Pulling in teens is just one of several goals the network has its eye on for the coming months and years. While maintaining a disciplined focus on the net’s core six to 12 demo, Schaefer says the YTV will be introducing some changes this fall, including tweaking the weekend block and the Web site. After school block ‘The Zone’ has already been refreshed through the addition of host Sugar. Formerly heard on Toronto radio station Kiss 92, Sugar’s squeaky voice and four-foot figure have already won kids over, as attested to by over 7,000 fan e-mails.
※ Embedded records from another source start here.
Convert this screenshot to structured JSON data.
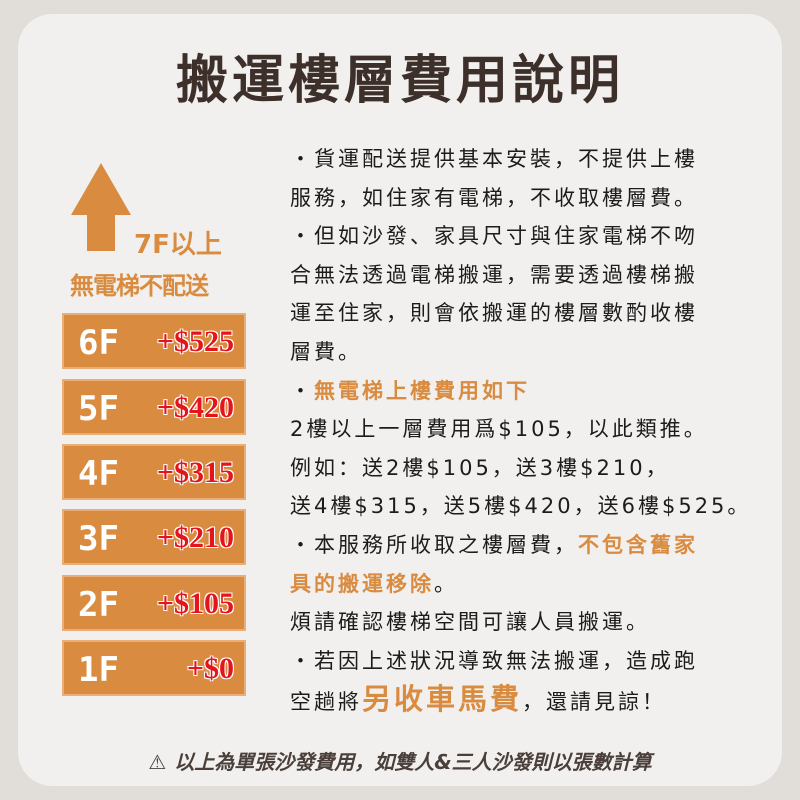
{
  "title": "搬運樓層費用說明",
  "left": {
    "up_label": "7F以上",
    "no_elevator": "無電梯不配送",
    "floors": [
      {
        "floor": "6F",
        "price": "+$525"
      },
      {
        "floor": "5F",
        "price": "+$420"
      },
      {
        "floor": "4F",
        "price": "+$315"
      },
      {
        "floor": "3F",
        "price": "+$210"
      },
      {
        "floor": "2F",
        "price": "+$105"
      },
      {
        "floor": "1F",
        "price": "+$0"
      }
    ]
  },
  "text": {
    "l0": "・貨運配送提供基本安裝，不提供上樓",
    "l1": "服務，如住家有電梯，不收取樓層費。",
    "l2": "・但如沙發、家具尺寸與住家電梯不吻",
    "l3": "合無法透過電梯搬運，需要透過樓梯搬",
    "l4": "運至住家，則會依搬運的樓層數酌收樓",
    "l5": "層費。",
    "l6a": "・",
    "l6b": "無電梯上樓費用如下",
    "l7": "2樓以上一層費用爲$105，以此類推。",
    "l8": "例如：送2樓$105，送3樓$210，",
    "l9": "送4樓$315，送5樓$420，送6樓$525。",
    "l10a": "・本服務所收取之樓層費，",
    "l10b": "不包含舊家",
    "l11a": "具的搬運移除",
    "l11b": "。",
    "l12": "煩請確認樓梯空間可讓人員搬運。",
    "l13": "・若因上述狀況導致無法搬運，造成跑",
    "l14a": "空趟將",
    "l14b": "另收車馬費",
    "l14c": "，還請見諒！"
  },
  "footer": {
    "icon": "warning-icon",
    "text": "以上為單張沙發費用，如雙人&三人沙發則以張數計算"
  },
  "colors": {
    "accent": "#d98b40",
    "price": "#e3141b",
    "title": "#3d302a"
  }
}
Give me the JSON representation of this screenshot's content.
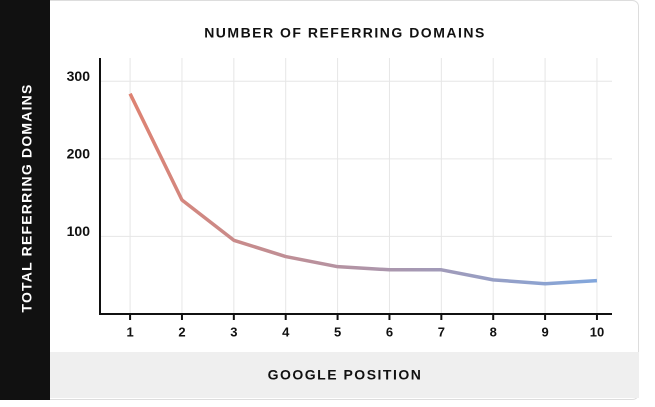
{
  "chart_data": {
    "type": "line",
    "title": "NUMBER OF REFERRING DOMAINS",
    "x_label": "GOOGLE POSITION",
    "y_label": "TOTAL REFERRING DOMAINS",
    "x": [
      1,
      2,
      3,
      4,
      5,
      6,
      7,
      8,
      9,
      10
    ],
    "values": [
      284,
      147,
      95,
      74,
      61,
      57,
      57,
      44,
      39,
      43
    ],
    "xlim": [
      0.42,
      10.29
    ],
    "ylim": [
      0,
      330
    ],
    "xticks": [
      1,
      2,
      3,
      4,
      5,
      6,
      7,
      8,
      9,
      10
    ],
    "yticks": [
      100,
      200,
      300
    ],
    "grid": true,
    "colors": [
      "#e4806b",
      "#7fa8e0"
    ]
  }
}
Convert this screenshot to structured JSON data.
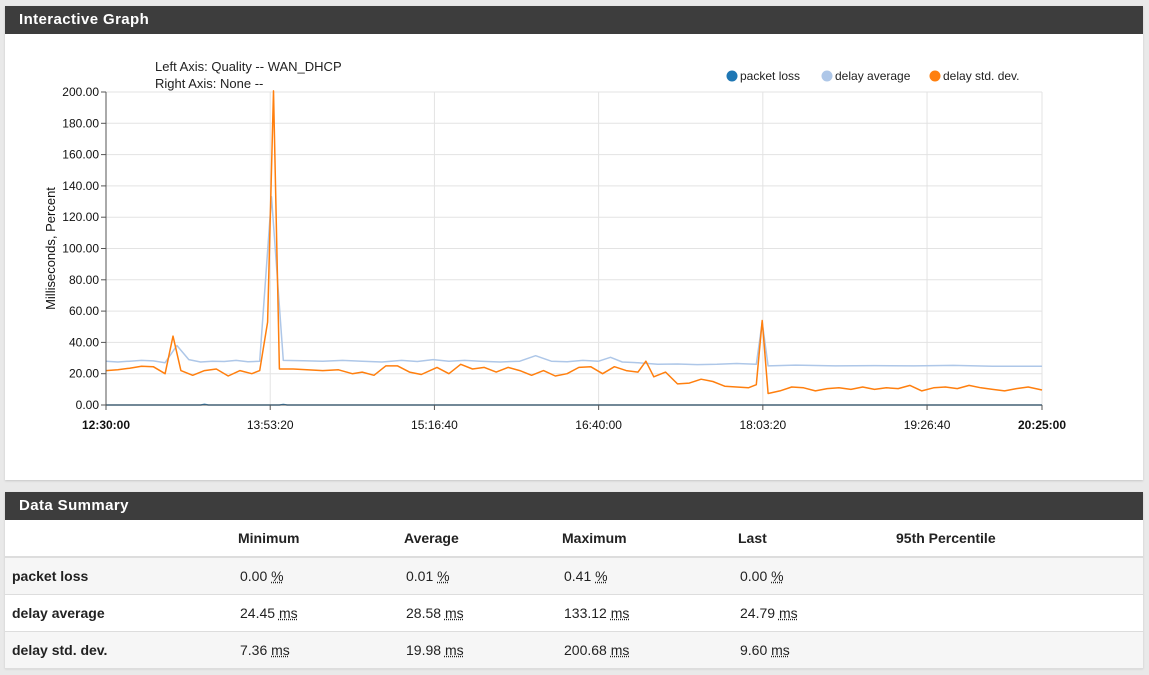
{
  "graph_panel": {
    "title": "Interactive Graph"
  },
  "summary_panel": {
    "title": "Data Summary"
  },
  "chart_data": {
    "type": "line",
    "axis_info": [
      "Left Axis: Quality -- WAN_DHCP",
      "Right Axis: None --"
    ],
    "ylabel": "Milliseconds, Percent",
    "ylim": [
      0,
      200
    ],
    "y_ticks": [
      "0.00",
      "20.00",
      "40.00",
      "60.00",
      "80.00",
      "100.00",
      "120.00",
      "140.00",
      "160.00",
      "180.00",
      "200.00"
    ],
    "x_ticks": [
      "12:30:00",
      "13:53:20",
      "15:16:40",
      "16:40:00",
      "18:03:20",
      "19:26:40",
      "20:25:00"
    ],
    "x_start": "12:30:00",
    "x_end": "20:25:00",
    "grid": true,
    "legend_position": "top-right",
    "series": [
      {
        "name": "packet loss",
        "color": "#1f77b4",
        "points": [
          [
            "12:30:00",
            0.0
          ],
          [
            "13:18:00",
            0.0
          ],
          [
            "13:20:00",
            0.41
          ],
          [
            "13:22:00",
            0.0
          ],
          [
            "13:50:00",
            0.0
          ],
          [
            "13:58:00",
            0.0
          ],
          [
            "14:00:00",
            0.3
          ],
          [
            "14:02:00",
            0.0
          ],
          [
            "20:25:00",
            0.0
          ]
        ]
      },
      {
        "name": "delay average",
        "color": "#aec7e8",
        "points": [
          [
            "12:30:00",
            28
          ],
          [
            "12:36:00",
            27.5
          ],
          [
            "12:42:00",
            28
          ],
          [
            "12:48:00",
            28.5
          ],
          [
            "12:54:00",
            28.2
          ],
          [
            "13:00:00",
            27
          ],
          [
            "13:06:00",
            38
          ],
          [
            "13:12:00",
            29
          ],
          [
            "13:18:00",
            27.5
          ],
          [
            "13:24:00",
            28
          ],
          [
            "13:30:00",
            27.8
          ],
          [
            "13:36:00",
            28.5
          ],
          [
            "13:42:00",
            27.6
          ],
          [
            "13:48:00",
            28
          ],
          [
            "13:54:00",
            133.12
          ],
          [
            "14:00:00",
            28.5
          ],
          [
            "14:10:00",
            28.3
          ],
          [
            "14:20:00",
            28
          ],
          [
            "14:30:00",
            28.5
          ],
          [
            "14:40:00",
            28
          ],
          [
            "14:50:00",
            27.5
          ],
          [
            "15:00:00",
            28.5
          ],
          [
            "15:08:00",
            27.8
          ],
          [
            "15:16:00",
            29
          ],
          [
            "15:24:00",
            28
          ],
          [
            "15:32:00",
            28.5
          ],
          [
            "15:40:00",
            28
          ],
          [
            "15:50:00",
            27.5
          ],
          [
            "16:00:00",
            28
          ],
          [
            "16:08:00",
            31.5
          ],
          [
            "16:16:00",
            28
          ],
          [
            "16:24:00",
            27.6
          ],
          [
            "16:32:00",
            28.5
          ],
          [
            "16:40:00",
            28
          ],
          [
            "16:46:00",
            30.5
          ],
          [
            "16:52:00",
            27.5
          ],
          [
            "17:00:00",
            27
          ],
          [
            "17:10:00",
            26
          ],
          [
            "17:20:00",
            26.2
          ],
          [
            "17:30:00",
            25.8
          ],
          [
            "17:40:00",
            26
          ],
          [
            "17:50:00",
            26.5
          ],
          [
            "18:00:00",
            26
          ],
          [
            "18:03:00",
            53
          ],
          [
            "18:06:00",
            25
          ],
          [
            "18:20:00",
            25.5
          ],
          [
            "18:40:00",
            25
          ],
          [
            "19:00:00",
            25.2
          ],
          [
            "19:20:00",
            25
          ],
          [
            "19:40:00",
            25.3
          ],
          [
            "20:00:00",
            24.8
          ],
          [
            "20:25:00",
            24.79
          ]
        ]
      },
      {
        "name": "delay std. dev.",
        "color": "#ff7f0e",
        "points": [
          [
            "12:30:00",
            22
          ],
          [
            "12:36:00",
            22.5
          ],
          [
            "12:42:00",
            23.5
          ],
          [
            "12:48:00",
            24.8
          ],
          [
            "12:54:00",
            24.5
          ],
          [
            "13:00:00",
            20
          ],
          [
            "13:04:00",
            44
          ],
          [
            "13:08:00",
            22
          ],
          [
            "13:14:00",
            19
          ],
          [
            "13:20:00",
            22
          ],
          [
            "13:26:00",
            23
          ],
          [
            "13:32:00",
            18.5
          ],
          [
            "13:38:00",
            22
          ],
          [
            "13:44:00",
            20
          ],
          [
            "13:48:00",
            22
          ],
          [
            "13:52:00",
            53
          ],
          [
            "13:55:00",
            200.68
          ],
          [
            "13:58:00",
            23
          ],
          [
            "14:05:00",
            23
          ],
          [
            "14:12:00",
            22.5
          ],
          [
            "14:20:00",
            22
          ],
          [
            "14:28:00",
            22.5
          ],
          [
            "14:35:00",
            20
          ],
          [
            "14:40:00",
            21
          ],
          [
            "14:46:00",
            19
          ],
          [
            "14:52:00",
            25
          ],
          [
            "14:58:00",
            25
          ],
          [
            "15:04:00",
            21
          ],
          [
            "15:10:00",
            19.5
          ],
          [
            "15:18:00",
            24
          ],
          [
            "15:24:00",
            20
          ],
          [
            "15:30:00",
            26
          ],
          [
            "15:36:00",
            23
          ],
          [
            "15:42:00",
            24
          ],
          [
            "15:48:00",
            21
          ],
          [
            "15:54:00",
            24
          ],
          [
            "16:00:00",
            22
          ],
          [
            "16:06:00",
            19
          ],
          [
            "16:12:00",
            22
          ],
          [
            "16:18:00",
            18.5
          ],
          [
            "16:24:00",
            20
          ],
          [
            "16:30:00",
            24
          ],
          [
            "16:36:00",
            24.5
          ],
          [
            "16:42:00",
            20
          ],
          [
            "16:48:00",
            24.5
          ],
          [
            "16:54:00",
            22
          ],
          [
            "17:00:00",
            21
          ],
          [
            "17:04:00",
            28
          ],
          [
            "17:08:00",
            18
          ],
          [
            "17:14:00",
            21
          ],
          [
            "17:20:00",
            13.5
          ],
          [
            "17:26:00",
            14
          ],
          [
            "17:32:00",
            16.5
          ],
          [
            "17:38:00",
            15
          ],
          [
            "17:44:00",
            12
          ],
          [
            "17:50:00",
            11.5
          ],
          [
            "17:56:00",
            11
          ],
          [
            "18:00:00",
            13
          ],
          [
            "18:03:00",
            54
          ],
          [
            "18:06:00",
            7.36
          ],
          [
            "18:12:00",
            9
          ],
          [
            "18:18:00",
            11.5
          ],
          [
            "18:24:00",
            11
          ],
          [
            "18:30:00",
            9
          ],
          [
            "18:36:00",
            10.5
          ],
          [
            "18:42:00",
            11
          ],
          [
            "18:48:00",
            10
          ],
          [
            "18:54:00",
            11.5
          ],
          [
            "19:00:00",
            10
          ],
          [
            "19:06:00",
            11
          ],
          [
            "19:12:00",
            10.5
          ],
          [
            "19:18:00",
            12.5
          ],
          [
            "19:24:00",
            9
          ],
          [
            "19:30:00",
            11
          ],
          [
            "19:36:00",
            11.5
          ],
          [
            "19:42:00",
            10.5
          ],
          [
            "19:48:00",
            12.5
          ],
          [
            "19:54:00",
            11
          ],
          [
            "20:00:00",
            10
          ],
          [
            "20:06:00",
            9
          ],
          [
            "20:12:00",
            10.5
          ],
          [
            "20:18:00",
            11.5
          ],
          [
            "20:25:00",
            9.6
          ]
        ]
      }
    ]
  },
  "summary": {
    "headers": [
      "",
      "Minimum",
      "Average",
      "Maximum",
      "Last",
      "95th Percentile"
    ],
    "rows": [
      {
        "label": "packet loss",
        "min": "0.00",
        "avg": "0.01",
        "max": "0.41",
        "last": "0.00",
        "unit": "%",
        "p95": ""
      },
      {
        "label": "delay average",
        "min": "24.45",
        "avg": "28.58",
        "max": "133.12",
        "last": "24.79",
        "unit": "ms",
        "p95": ""
      },
      {
        "label": "delay std. dev.",
        "min": "7.36",
        "avg": "19.98",
        "max": "200.68",
        "last": "9.60",
        "unit": "ms",
        "p95": ""
      }
    ]
  }
}
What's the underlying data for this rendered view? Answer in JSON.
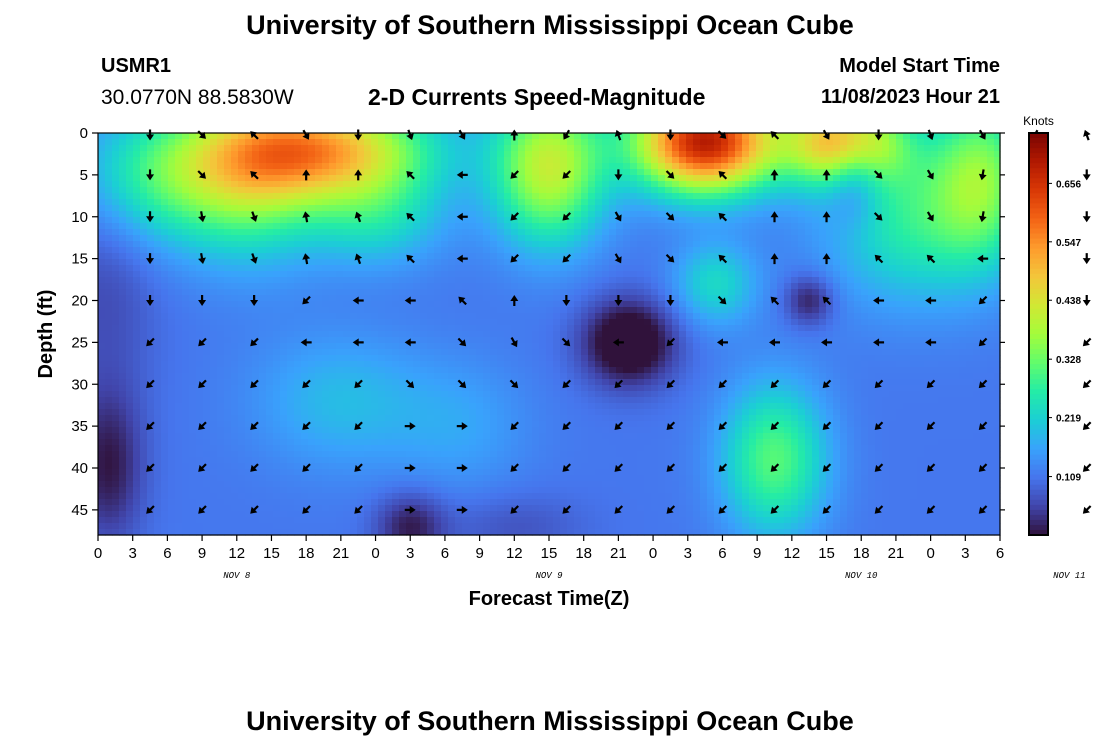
{
  "header": {
    "title": "University of Southern Mississippi Ocean Cube",
    "station_id": "USMR1",
    "station_coords": "30.0770N  88.5830W",
    "chart_title": "2-D Currents Speed-Magnitude",
    "model_start_label": "Model Start Time",
    "model_start_value": "11/08/2023 Hour 21"
  },
  "footer": {
    "title": "University of Southern Mississippi Ocean Cube"
  },
  "chart_data": {
    "type": "heatmap",
    "title": "2-D Currents Speed-Magnitude",
    "xlabel": "Forecast Time(Z)",
    "ylabel": "Depth (ft)",
    "x_tick_labels": [
      "0",
      "3",
      "6",
      "9",
      "12",
      "15",
      "18",
      "21",
      "0",
      "3",
      "6",
      "9",
      "12",
      "15",
      "18",
      "21",
      "0",
      "3",
      "6",
      "9",
      "12",
      "15",
      "18",
      "21",
      "0",
      "3",
      "6"
    ],
    "x_date_labels": [
      {
        "label": "NOV 8",
        "tick_index": 4.5
      },
      {
        "label": "NOV 9",
        "tick_index": 13.5
      },
      {
        "label": "NOV 10",
        "tick_index": 22.5
      },
      {
        "label": "NOV 11",
        "tick_index": 28.5
      }
    ],
    "y_ticks": [
      0,
      5,
      10,
      15,
      20,
      25,
      30,
      35,
      40,
      45
    ],
    "ylim": [
      48,
      0
    ],
    "colorbar": {
      "label": "Knots",
      "tick_labels": [
        "0.656",
        "0.547",
        "0.438",
        "0.328",
        "0.219",
        "0.109"
      ],
      "tick_values": [
        0.656,
        0.547,
        0.438,
        0.328,
        0.219,
        0.109
      ],
      "range": [
        0,
        0.75
      ],
      "colors": [
        "#30123b",
        "#4145ab",
        "#4675ed",
        "#39a2fc",
        "#1bcfd4",
        "#24eca6",
        "#61fc6c",
        "#a4fc3b",
        "#d1e834",
        "#f3c63a",
        "#fe9b2d",
        "#f36315",
        "#d93806",
        "#b11901",
        "#7a0402"
      ]
    },
    "speed_hotspots": [
      {
        "x": 17.5,
        "y": 1,
        "amp": 0.58,
        "sx": 2.0,
        "sy": 6
      },
      {
        "x": 21.5,
        "y": 1,
        "amp": 0.4,
        "sx": 1.6,
        "sy": 5
      },
      {
        "x": 13.0,
        "y": 4,
        "amp": 0.3,
        "sx": 1.6,
        "sy": 9
      },
      {
        "x": 6.5,
        "y": 2,
        "amp": 0.38,
        "sx": 3.0,
        "sy": 6
      },
      {
        "x": 4.5,
        "y": 5,
        "amp": 0.18,
        "sx": 2.0,
        "sy": 10
      },
      {
        "x": 2.0,
        "y": 5,
        "amp": 0.18,
        "sx": 2.5,
        "sy": 8
      },
      {
        "x": 25.5,
        "y": 5,
        "amp": 0.2,
        "sx": 1.4,
        "sy": 10
      },
      {
        "x": 23.5,
        "y": 10,
        "amp": 0.16,
        "sx": 2.5,
        "sy": 10
      },
      {
        "x": 8.0,
        "y": 10,
        "amp": 0.12,
        "sx": 2.0,
        "sy": 6
      },
      {
        "x": 17.8,
        "y": 18,
        "amp": 0.12,
        "sx": 1.2,
        "sy": 5
      },
      {
        "x": 19.5,
        "y": 39,
        "amp": 0.2,
        "sx": 1.5,
        "sy": 9
      },
      {
        "x": 7.0,
        "y": 32,
        "amp": 0.08,
        "sx": 2.5,
        "sy": 8
      },
      {
        "x": 10.5,
        "y": 35,
        "amp": 0.05,
        "sx": 2.0,
        "sy": 8
      },
      {
        "x": 0.2,
        "y": 18,
        "amp": -0.05,
        "sx": 1.5,
        "sy": 15
      },
      {
        "x": 15.3,
        "y": 25,
        "amp": -0.17,
        "sx": 1.3,
        "sy": 5
      },
      {
        "x": 21.8,
        "y": 4,
        "amp": -0.13,
        "sx": 0.8,
        "sy": 6
      },
      {
        "x": 20.5,
        "y": 20,
        "amp": -0.1,
        "sx": 0.7,
        "sy": 3
      },
      {
        "x": 28.8,
        "y": 38,
        "amp": -0.15,
        "sx": 0.9,
        "sy": 9
      },
      {
        "x": 0.3,
        "y": 40,
        "amp": -0.1,
        "sx": 1.0,
        "sy": 9
      },
      {
        "x": 9.0,
        "y": 47,
        "amp": -0.1,
        "sx": 1.0,
        "sy": 4
      },
      {
        "x": 12.0,
        "y": 47,
        "amp": -0.04,
        "sx": 2.0,
        "sy": 4
      }
    ],
    "speed_background": 0.11,
    "vectors": {
      "x_positions": [
        1.5,
        3,
        4.5,
        6,
        7.5,
        9,
        10.5,
        12,
        13.5,
        15,
        16.5,
        18,
        19.5,
        21,
        22.5,
        24,
        25.5,
        27,
        28.5,
        29
      ],
      "depths": [
        0,
        5,
        10,
        15,
        20,
        25,
        30,
        35,
        40,
        45
      ],
      "angle_rows_deg": [
        [
          270,
          315,
          135,
          300,
          270,
          290,
          300,
          90,
          240,
          110,
          270,
          315,
          135,
          300,
          270,
          290,
          300,
          240,
          110,
          240
        ],
        [
          270,
          315,
          135,
          90,
          90,
          135,
          180,
          225,
          225,
          270,
          315,
          135,
          90,
          90,
          315,
          300,
          260,
          270,
          270,
          240
        ],
        [
          270,
          280,
          290,
          100,
          110,
          135,
          180,
          225,
          225,
          300,
          315,
          135,
          90,
          90,
          315,
          300,
          260,
          270,
          270,
          240
        ],
        [
          270,
          280,
          290,
          100,
          110,
          135,
          180,
          225,
          225,
          300,
          315,
          135,
          90,
          90,
          135,
          135,
          180,
          225,
          270,
          270
        ],
        [
          270,
          270,
          270,
          225,
          180,
          180,
          135,
          90,
          270,
          270,
          270,
          315,
          135,
          135,
          180,
          180,
          225,
          225,
          270,
          270
        ],
        [
          225,
          225,
          225,
          180,
          180,
          180,
          315,
          300,
          315,
          180,
          225,
          180,
          180,
          180,
          180,
          180,
          225,
          225,
          225,
          225
        ],
        [
          225,
          225,
          225,
          225,
          225,
          315,
          315,
          315,
          225,
          225,
          225,
          225,
          225,
          225,
          225,
          225,
          225,
          225,
          225,
          225
        ],
        [
          225,
          225,
          225,
          225,
          225,
          0,
          0,
          225,
          225,
          225,
          225,
          225,
          225,
          225,
          225,
          225,
          225,
          225,
          225,
          225
        ],
        [
          225,
          225,
          225,
          225,
          225,
          0,
          0,
          225,
          225,
          225,
          225,
          225,
          225,
          225,
          225,
          225,
          225,
          225,
          225,
          225
        ],
        [
          225,
          225,
          225,
          225,
          225,
          0,
          0,
          225,
          225,
          225,
          225,
          225,
          225,
          225,
          225,
          225,
          225,
          225,
          225,
          225
        ]
      ]
    }
  }
}
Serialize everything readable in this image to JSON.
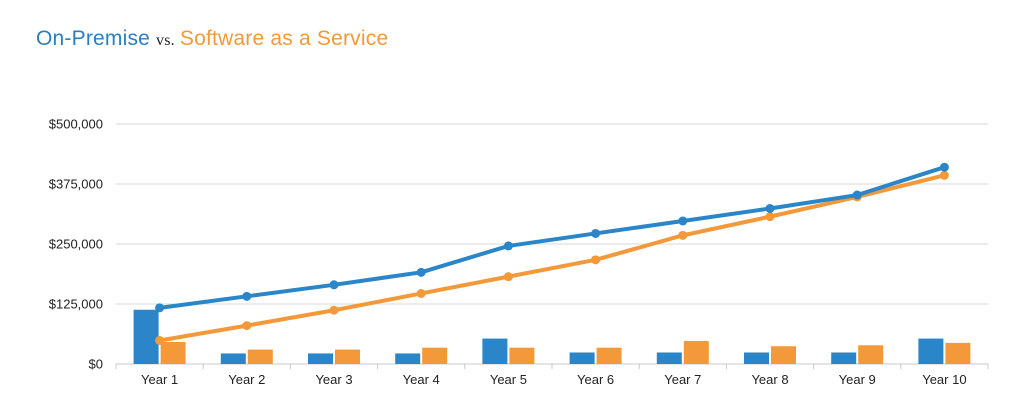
{
  "title": {
    "part1": "On-Premise",
    "connector": "vs.",
    "part2": "Software as a Service"
  },
  "colors": {
    "on_premise": "#2a86c8",
    "saas": "#f3993a",
    "grid": "#d9d9d9",
    "text": "#222222"
  },
  "chart_data": {
    "type": "bar",
    "categories": [
      "Year 1",
      "Year 2",
      "Year 3",
      "Year 4",
      "Year 5",
      "Year 6",
      "Year 7",
      "Year 8",
      "Year 9",
      "Year 10"
    ],
    "ylim": [
      0,
      500000
    ],
    "y_ticks": [
      0,
      125000,
      250000,
      375000,
      500000
    ],
    "y_tick_labels": [
      "$0",
      "$125,000",
      "$250,000",
      "$375,000",
      "$500,000"
    ],
    "grid": true,
    "legend": "title",
    "series": [
      {
        "name": "On-Premise",
        "type": "bar",
        "color_key": "on_premise",
        "values": [
          113000,
          22000,
          22000,
          22000,
          53000,
          24000,
          24000,
          24000,
          24000,
          53000
        ]
      },
      {
        "name": "Software as a Service",
        "type": "bar",
        "color_key": "saas",
        "values": [
          46000,
          30000,
          30000,
          34000,
          34000,
          34000,
          48000,
          37000,
          39000,
          44000
        ]
      },
      {
        "name": "On-Premise",
        "type": "line",
        "color_key": "on_premise",
        "values": [
          117000,
          141000,
          165000,
          191000,
          246000,
          272000,
          298000,
          324000,
          352000,
          410000
        ]
      },
      {
        "name": "Software as a Service",
        "type": "line",
        "color_key": "saas",
        "values": [
          49000,
          80000,
          112000,
          147000,
          182000,
          217000,
          268000,
          307000,
          348000,
          393000
        ]
      }
    ]
  }
}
Other areas YTV will likely explore include more brand extensions, which the net will move into ‘cautiously,’ interactive TV, and a radio station (YTV has already applied once for a license, unsuccessfully). Some day, the net may even take another crack at consumer products (YTV inked a deal with Hasbro for some puppets, plush and a board game a couple of years ago, but the products have since been discontinued).

‘As far as products and licensing go,’ says Schaefer, ‘you need the big properties, you need the shows to be able to do that. So we’re continuing to create Canadian shows, but we’re not going to extend any into licensing until we think we have a property we think will make it.’

Even then, the net wouldn’t go it alone: Schaefer notes that Corus’ recent acquisition of Nelvana brings some ready-made licensing expertise into the fold. ‘It’s great to have them as a sister company,’ she says, ‘because that’s a strength that they can focus on, more than us.’